Executive chef, Steenbock’s on Orchard

Chefs who are from the Midwest frequently venture to other cities on the coasts to work at innovative or groundbreaking restaurants—and yet, many of them return back to America’s heartland. Such is the case with Michael Pruett, a Minnesota native who for ten years worked in California at the Avenue in Beverly Hills, Casa del Mar in Santa Monica, with SBE Restaurant Group and Wolfgang Catering in Los Angeles. Now Pruett’s immersed in a groundbreaking experience of his own at Steenbock’s, which is housed within the cutting-edge science mecca the Wisconsin Institutes for Discovery.

You probably worked in some pretty competitive kitchens on the West Coast. How does a chef distinguish himself in that environment?
You have to be flexible and willing to move. You’ve got to learn under other chefs and know as many areas as you can—wine, numbers, pastry, baking. There’s a lot more needed than just cooking—because that’s only set aside for the chef de cuisine or sous chef.
There’s a lot of competition among restaurants.
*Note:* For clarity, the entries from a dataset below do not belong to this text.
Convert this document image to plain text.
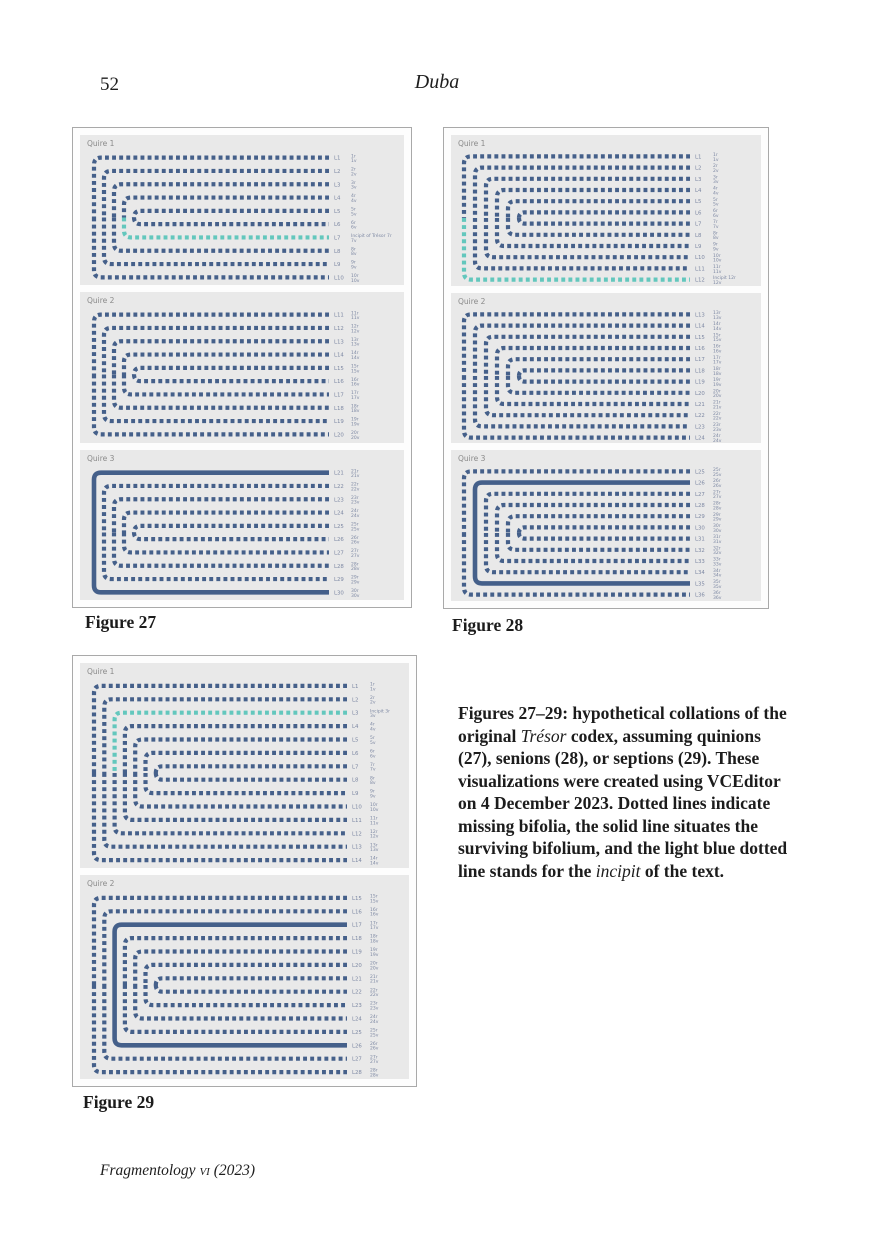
52	Duba
Quire 1
L1 1r
1v
L2 2r
2v
L3 3r
3v
L4 4r
4v
L5 5r
5v
L6 6r
6v
L7 Incipit of Trésor 7r
7v
L8 8r
8v
L9 9r
9v
L10 10r
10v
Quire 2
L11 11r
11v
L12 12r
12v
L13 13r
13v
L14 14r
14v
L15 15r
15v
L16 16r
16v
L17 17r
17v
L18 18r
18v
L19 19r
19v
L20 20r
20v
Quire 3
L21 21r
21v
L22 22r
22v
L23 23r
23v
L24 24r
24v
L25 25r
25v
L26 26r
26v
L27 27r
27v
L28 28r
28v
L29 29r
29v
L30 30r
30v
Quire 1
L1	1r
1v
L2	2r
2v
L3	3r
3v
L4	4r
4v
L5	5r
5v
L6	6r
6v
L7	7r
7v
L8	8r
8v
L9	9r
9v
L10 10r
10v
L11 11r
11v
L12 Incipit 12r
12v
Quire 2
L13 13r
13v
L14 14r
14v
L15 15r
15v
L16 16r
16v
L17 17r
17v
L18 18r
18v
L19 19r
19v
L20 20r
20v
L21 21r
21v
L22 22r
22v
L23 23r
23v
L24 24r
24v
Quire 3
L25 25r
25v
L26 26r
26v
L27 27r
27v
L28 28r
28v
L29 29r
29v
L30 30r
30v
L31 31r
31v
L32 32r
32v
L33 33r
33v
L34 34r
34v
L35 35r
35v
L36 36r
36v
Quire 1
L1	1r
1v
L2	2r
2v
L3	Incipit 3r
3v
L4	4r
4v
L5	5r
5v
L6	6r
6v
L7	7r
7v
L8	8r
8v
L9	9r
9v
L10 10r
10v
L11 11r
11v
L12 12r
12v
L13 13r
13v
L14 14r
14v
Quire 2
L15 15r
15v
L16 16r
16v
L17 17r
17v
L18 18r
18v
L19 19r
19v
L20 20r
20v
L21 21r
21v
L22 22r
22v
L23 23r
23v
L24 24r
24v
L25 25r
25v
L26 26r
26v
L27 27r
27v
L28 28r
28v
Figure 27	Figure 28
Figure 29
Figures 27–29: hypothetical collations of the original Trésor codex, assuming quinions (27), senions (28), or septions (29). These visualizations were created using VCEditor on 4 December 2023. Dotted lines indicate missing bifolia, the solid line situates the surviving bifolium, and the light blue dotted line stands for the incipit of the text.
Fragmentology vi (2023)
You’re always fighting for your position. It’s a constant push and drive, but it’s good.

So many Madison eateries do the farm-to-table concept now. What’s different about Steenbock’s?
We only use one farm—Fountain Prairie Farm, owned by John and Dorothy Priske. John will grow what I ask him to grow, which includes fava beans and heirloom veggies.

We also do themed dinners. One was serving the Titanic’s last meal. Another was themed around Alexander the Great, and our most recent one was on Leonidas’ last meal. At the Alexander the Great meal we had belly dancers; the Titanic one had waiters in tuxedos; Leonidas [had] a Greek play in the background. They range from seven to eleven courses. When I was in Hawaii I was in a bar and I noticed a guy reading a book called Their Last Suppers. It turns out it was his own book, and he was a historian who wrote about historic meals. So what we serve isn’t exactly from his book—I do my own twists to make the meals a little more modern.

How do you describe Steenbock’s menu?
Contemporary. I use French techniques behind everything. [The menu] is a huge melting pot—Asian, Spanish, French. I like to get the ingredients to shine so I don’t try to do a ton of stuff. I want the food to stand out. Simple is better.

Where do you eat in your downtime?
Sushi Muramoto at Hilldale, and I’ll drink beers at Coopers and Graze. I really like to get out of town, though. I think you have to see what others are doing, so I go to Chicago and Minneapolis.

Steenbock’s is located in an academic setting with the Institutes. How does that fit into what you do?
Well, a trend I see is the science of food. A lot of guys are experimenting with sous-vide, which is a method of cooking. [Sous vide is when food is placed in airtight plastic bags and placed in a water bath that’s at a lower temperature than normal cooking temps and cooked for a longer time.]

What will we see on Steenbock’s fall menu?
Comfort food. Richer dishes and more duck, pasta, shortribs and pork. Probably a pork combo, nose to tail.

Guilty food pleasure?
Kettle chips. Pizza. Some friends came over and laughed at me because all I had in my fridge was Coke, three bottles of wine and beer. I work Monday through Saturday, so on Sundays I go out to eat!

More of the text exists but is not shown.